L a question revient souvent en assemblée générale, portée par des copropriétaires inquiets à l’idée de voir des véhicules se recharger dans un espace confiné et mal ventilé. La réponse n’est pas un simple oui ou non : elle dépend presque entièrement de la qualité de l’installation, bien plus que du fait que le parking soit souterrain ou à l’air libre.
Ce qui fait vraiment la différence : la conformité de l’installation
Une borne de recharge homologuée, installée par un professionnel qualifié bornes de recharge, intègre des protections que n’a pas une prise électrique domestique classique : une protection différentielle dédiée qui coupe l’alimentation en cas de défaut, un disjoncteur calibré pour la puissance réellement appelée, et souvent un système de supervision capable de détecter une anomalie avant qu’elle ne devienne dangereuse.

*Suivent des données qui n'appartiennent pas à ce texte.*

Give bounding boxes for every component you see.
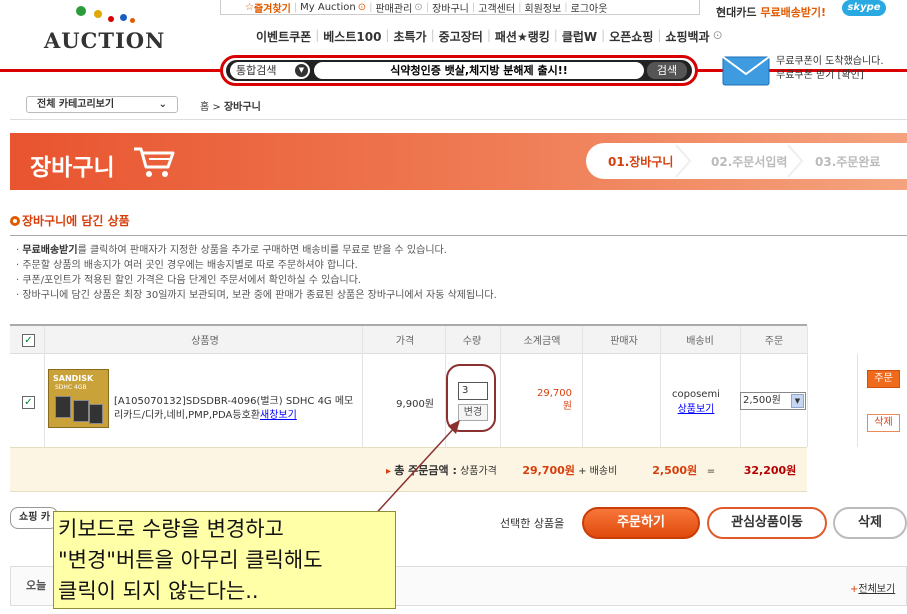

C’est cette conformité, pas la localisation en sous-sol, qui détermine l’essentiel du niveau de risque.
Le vrai facteur de risque documenté : les installations improvisées
Le risque le mieux documenté par les retours d’expérience des professionnels de la sécurité électrique ne concerne pas les bornes homologuées, mais les installations improvisées : une prise domestique classique, non prévue pour un usage intensif, utilisée en continu pendant plusieurs heures pour recharger un véhicule. Ce type d’usage peut entraîner un échauffement anormal du câblage, avec un risque réel, amplifié dans un espace confiné comme un parking souterrain. C’est précisément ce que l’installation d’une borne conforme, avec ses protections dédiées, permet d’éviter.
Ventilation du parking : une règle déjà existante, pas spécifique aux bornes
Les parkings souterrains sont déjà soumis à des règles de ventilation liées à leur usage général, indépendamment de la présence de bornes de recharge. L’installation d’une borne ne crée pas d’obligation de ventilation supplémentaire spécifique : l’installateur qualifié doit simplement vérifier que les règles déjà applicables au site restent respectées après les travaux, notamment sur le plan du cheminement des câbles et de leur protection mécanique contre les chocs.
Le cheminement et la protection des câbles, un point souvent négligé
En sous-sol, les câbles électriques peuvent être exposés à des chocs, à l’humidité ou à des passages de véhicules. Un installateur qualifié doit prévoir un cheminement protégé, avec des gaines adaptées et une fixation qui limite le risque de dégradation accidentelle. Ce point technique, moins visible que la borne elle-même, conditionne pourtant une bonne partie de la sécurité de l’installation dans la durée.
Ce qu’il faut exiger à la réception des travaux
Quelle que soit la configuration du parking, une attestation de conformité doit être remise à la fin de l’installation, document qui prouve que les normes électriques applicables ont été respectées. Cette pièce doit être conservée par le copropriétaire ou le syndicat, et vérifiée avant la première utilisation. Notre guide sur la réception des travaux bornes de recharge en copropriété détaille les points à contrôler à cette étape.
Le sujet de l’assurance de l’immeuble
Un point rassure souvent les copropriétaires inquiets une fois qu’il est éclairci : l’installation d’une borne conforme, réalisée par un professionnel qualifié et déclarée au syndic, n’a pas vocation à remettre en cause la couverture de l’assurance de l’immeuble. C’est l’inverse qui peut poser problème : une installation non déclarée ou non conforme peut, en cas de sinistre, complexifier la prise en charge par l’assureur. Il est donc recommandé de signaler formellement toute installation de borne à l’assurance de la copropriété, et de conserver l’attestation de conformité remise par l’installateur, un point détaillé dans notre article sur l’assurance immeuble et les sinistres liés aux bornes de recharge.
Distinguer le risque réel du risque perçu
Une part importante de l’inquiétude exprimée en assemblée générale vient d’une couverture médiatique parfois anxiogène autour des incendies de véhicules électriques, sans toujours distinguer la cause réelle de l’incident. Les analyses techniques disponibles convergent vers un constat plus nuancé : le facteur déterminant reste la qualité de l’installation électrique et le respect des protocoles de charge, pas la nature du véhicule branché en elle-même. Ramener le débat en assemblée générale à des critères concrets et vérifiables, l’attestation de conformité, la qualification de l’installateur, la protection différentielle installée, permet de sortir d’une discussion émotionnelle pour revenir à des éléments que le conseil syndical peut effectivement contrôler avant de valider un projet.
Ce que le conseil syndical peut demander avant d’autoriser un projet
Pour rassurer objectivement les copropriétaires, le conseil syndical peut demander à l’installateur pressenti une présentation courte des protections prévues, protection différentielle, calibrage du disjoncteur, cheminement des câbles, avant même la présentation du devis complet. Cette démarche transforme une inquiétude générale en vérification technique concrète, plus facile à trancher en assemblée générale qu’un débat sur le principe de la sécurité des véhicules électriques en général.